I am in a heart breaking situation and i wondered if anyone else had been in a similar one. If so they I would love to hear from you, or any other thoughts.
I am British and my daughter was born in England in 2007, her father is a kiwi and he was on a working holiday over in London. The relationship was never really ideal, but we decided it was a great idea to move to New Zealand to give our daughter a great childhood etc, so that's wehat we did when she was 7 months old.
Unfortunately New Zealand and I never really gelled, and I really have tried hard. I was disappointed with my job prospects over here mainly having enjoyed a great and lucrative career over in the UK, and missed the family support that I had at home in England. Unfortunately my relationship with my ex-partner dissolved for various reasons. When did finally separate we had been living in New Zealand for 2 years. We never married or anything.

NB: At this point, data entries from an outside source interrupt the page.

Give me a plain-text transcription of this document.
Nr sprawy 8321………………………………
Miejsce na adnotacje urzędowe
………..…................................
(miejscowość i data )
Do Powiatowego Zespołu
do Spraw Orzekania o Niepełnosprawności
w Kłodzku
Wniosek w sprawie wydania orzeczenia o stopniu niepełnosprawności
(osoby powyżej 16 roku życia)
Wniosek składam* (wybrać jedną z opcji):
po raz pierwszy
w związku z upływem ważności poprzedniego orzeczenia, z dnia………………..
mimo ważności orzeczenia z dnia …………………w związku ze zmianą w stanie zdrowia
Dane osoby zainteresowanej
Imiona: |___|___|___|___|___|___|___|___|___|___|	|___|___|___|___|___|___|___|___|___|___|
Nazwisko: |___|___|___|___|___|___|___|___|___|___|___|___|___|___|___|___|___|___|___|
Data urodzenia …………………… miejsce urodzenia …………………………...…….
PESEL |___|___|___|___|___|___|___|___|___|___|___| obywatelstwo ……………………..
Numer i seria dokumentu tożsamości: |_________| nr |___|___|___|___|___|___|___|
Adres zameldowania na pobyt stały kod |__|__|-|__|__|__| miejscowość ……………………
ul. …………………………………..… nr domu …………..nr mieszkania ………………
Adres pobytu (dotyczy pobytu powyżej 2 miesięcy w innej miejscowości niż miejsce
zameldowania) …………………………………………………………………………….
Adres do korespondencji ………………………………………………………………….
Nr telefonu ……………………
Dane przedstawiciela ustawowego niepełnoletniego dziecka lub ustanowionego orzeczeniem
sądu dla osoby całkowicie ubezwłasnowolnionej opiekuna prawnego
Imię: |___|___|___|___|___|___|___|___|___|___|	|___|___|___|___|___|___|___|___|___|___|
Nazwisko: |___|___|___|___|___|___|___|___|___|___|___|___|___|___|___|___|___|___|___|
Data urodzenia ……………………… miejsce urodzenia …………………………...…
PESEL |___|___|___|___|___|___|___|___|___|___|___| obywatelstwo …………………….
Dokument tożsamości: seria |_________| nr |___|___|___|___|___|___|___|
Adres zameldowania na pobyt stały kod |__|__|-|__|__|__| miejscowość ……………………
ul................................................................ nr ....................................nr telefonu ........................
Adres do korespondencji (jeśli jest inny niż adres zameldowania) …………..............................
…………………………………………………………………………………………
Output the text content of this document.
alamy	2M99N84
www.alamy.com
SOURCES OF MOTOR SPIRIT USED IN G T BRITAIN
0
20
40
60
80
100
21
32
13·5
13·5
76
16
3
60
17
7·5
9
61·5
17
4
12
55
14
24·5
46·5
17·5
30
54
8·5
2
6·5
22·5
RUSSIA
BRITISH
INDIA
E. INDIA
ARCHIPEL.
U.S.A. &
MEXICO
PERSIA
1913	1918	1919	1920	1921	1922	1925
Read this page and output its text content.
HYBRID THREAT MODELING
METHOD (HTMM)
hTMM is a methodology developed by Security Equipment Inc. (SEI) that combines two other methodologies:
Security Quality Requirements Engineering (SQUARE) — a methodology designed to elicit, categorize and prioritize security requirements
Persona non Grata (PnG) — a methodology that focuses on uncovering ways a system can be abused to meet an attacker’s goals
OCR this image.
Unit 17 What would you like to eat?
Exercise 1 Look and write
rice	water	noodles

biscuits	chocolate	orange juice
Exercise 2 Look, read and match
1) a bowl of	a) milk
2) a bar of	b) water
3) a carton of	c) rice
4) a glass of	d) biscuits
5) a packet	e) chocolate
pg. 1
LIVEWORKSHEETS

I had been thinking for quite some time about returning home to England, but my ex-partner refused to allow our daughter to come back with me. I then appplied to the NZ courts to allow myself and our daughter to return to England. This was back in January and I have been on an emotional and isolating journey ever since. Unfortunately the law in New Zealand is not on my side and I am feeling very much the foreigner over here. I really wish I had known the risks before I came over here. It seems that New Zealand are very reluctant to allow a child to relocate out of New Zealand once they have been resident here. I have provided my lawyer with so many examples of reasons for us relocating back to the UK such as finances, family, friends, house, my parents being ill, but nothing is taken into account with any of this and I am so shocked by it!
I have never tried to do a "runner" or anything like that (I've read other scary stories about people who have tried it!) and am friendly and supportive of my ex and his relationship with our daughter. It's a such as sad situation, especailly for our daughter but I feel that I can't face living in New Zealand until she turns 16. So I'm faced with the likelihood that my daughter is trapped in New Zealand and therefore so am I. I am desprately miserable here, but what can I do? I could leave anyway without my daughter, and from speaking to my lawyer the courts here would happily take that situation and keep my daughter here in NZ.
Hopefully we will get to a court hearing in January, which is a year since I applied to the courts. Feeling very lost. Would love some opinions.